La cote de popularité de François Hollande

Par Samedi 27 décembre 2014 Permalink 16

La cote de popularité de François Hollande progresserait. Les médias, un temps, goguenards, en se faisant inconsidérément et dangereusement l’écho du rejet par les français du chef de l’état, tentent de se rattraper actuellement en ne cessant de mettre en exergue un prétendu revirement de l’opinion. Rien n’est moins sûr.

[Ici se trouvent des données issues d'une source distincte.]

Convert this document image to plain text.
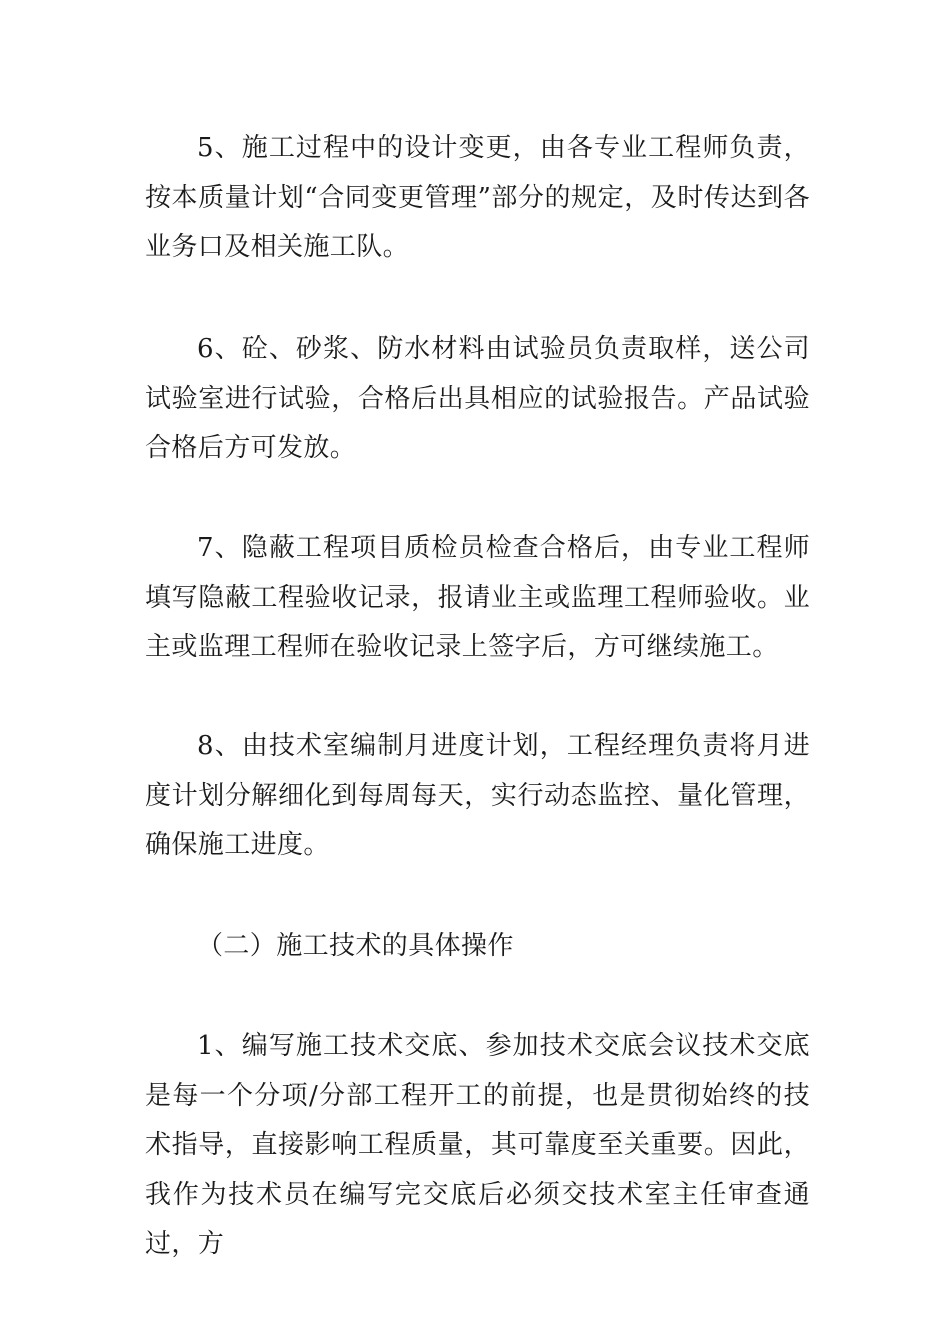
5、施工过程中的设计变更，由各专业工程师负责，按本质量计划“合同变更管理”部分的规定，及时传达到各业务口及相关施工队。

6、砼、砂浆、防水材料由试验员负责取样，送公司试验室进行试验，合格后出具相应的试验报告。产品试验合格后方可发放。

7、隐蔽工程项目质检员检查合格后，由专业工程师填写隐蔽工程验收记录，报请业主或监理工程师验收。业主或监理工程师在验收记录上签字后，方可继续施工。

8、由技术室编制月进度计划，工程经理负责将月进度计划分解细化到每周每天，实行动态监控、量化管理，确保施工进度。

（二）施工技术的具体操作

1、编写施工技术交底、参加技术交底会议技术交底是每一个分项/分部工程开工的前提，也是贯彻始终的技术指导，直接影响工程质量，其可靠度至关重要。因此，我作为技术员在编写完交底后必须交技术室主任审查通过，方
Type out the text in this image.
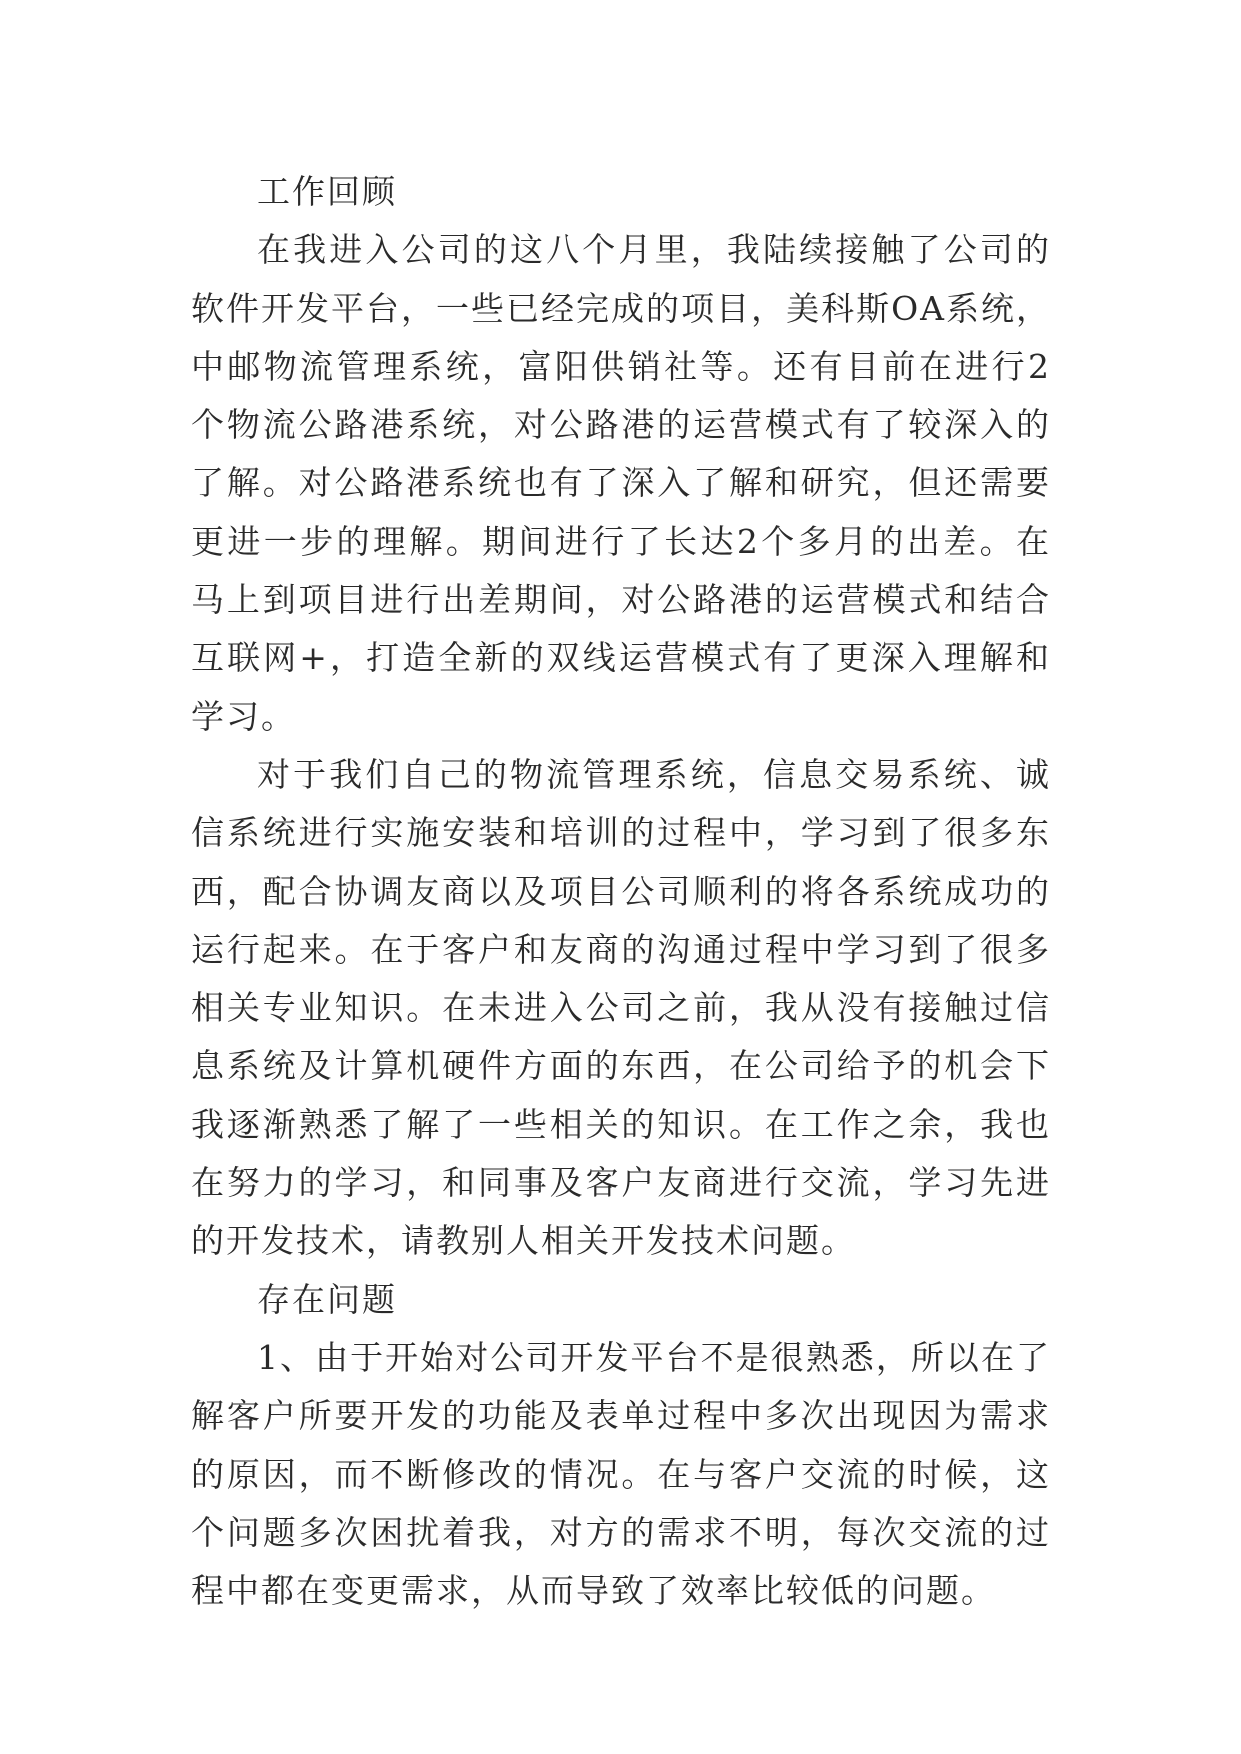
工作回顾

在我进入公司的这八个月里，我陆续接触了公司的软件开发平台，一些已经完成的项目，美科斯OA系统，中邮物流管理系统，富阳供销社等。还有目前在进行2个物流公路港系统，对公路港的运营模式有了较深入的了解。对公路港系统也有了深入了解和研究，但还需要更进一步的理解。期间进行了长达2个多月的出差。在马上到项目进行出差期间，对公路港的运营模式和结合互联网+，打造全新的双线运营模式有了更深入理解和学习。

对于我们自己的物流管理系统，信息交易系统、诚信系统进行实施安装和培训的过程中，学习到了很多东西，配合协调友商以及项目公司顺利的将各系统成功的运行起来。在于客户和友商的沟通过程中学习到了很多相关专业知识。在未进入公司之前，我从没有接触过信息系统及计算机硬件方面的东西，在公司给予的机会下我逐渐熟悉了解了一些相关的知识。在工作之余，我也在努力的学习，和同事及客户友商进行交流，学习先进的开发技术，请教别人相关开发技术问题。

存在问题

1、由于开始对公司开发平台不是很熟悉，所以在了解客户所要开发的功能及表单过程中多次出现因为需求的原因，而不断修改的情况。在与客户交流的时候，这个问题多次困扰着我，对方的需求不明，每次交流的过程中都在变更需求，从而导致了效率比较低的问题。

Toute cette séquence ressemble à une grande manipulation consistant à poser un lien entre la considération que le peuple peut avoir pour ses dirigeants et le sentiment qu’il a de sa qualité de vie. Un bon chef est aimé de son peuple. L’idée devient alors d’inverser le sens de la causalité: l’apprécier pour mieux vivre. Faire croire que la population l’estime mieux pour montrer, contre les faits, que sa situation s’arrange, devient une ruse de communiquant.

Le subterfuge ne durera que ce que durent les roses! Mais la communication et la politique élyséenne, sans aucune vision prospective, s’accrochent au présent et se contentent avec soulagement de voir les jours passés en étant toujours en fonction. Si la stabilité dépend de quelques sondages bidonnés, il serait dommage de se gêner! Les conservateurs, représentant le courant de pensée essentiel qui traverse aussi bien les grandes sociétés cotées que le pouvoir politique, s’arrangent ainsi, afin de gagner quelques moments de paix sociale.

Les faillites des entreprises, les licenciements perpétuels, le quart de la jeunesse française inscrit à Pole Emploi en catégorie A deviennent comme magiquement des illusions, des mirages se heurtant à la fausse réalité des statistiques sondagières, le président voit sa cote de popularité augmenter! A quoi bon reconnaître des échecs, pourtant patents et répétés, quand les français vous aiment aujourd’hui plus qu’hier et bien moins que demain!

Recul, déclin, régression sont cependant les mots qui caractérisent le mieux la société actuelle. Les résultats économiques, qui ne cessent de souligner l’incurie des gouvernants, ne laissent aucun espoir de salut à court terme. La satisfaction béotienne venue d’une misérable cote de popularité est le summum d’une impudence érigée en style de gouvernance.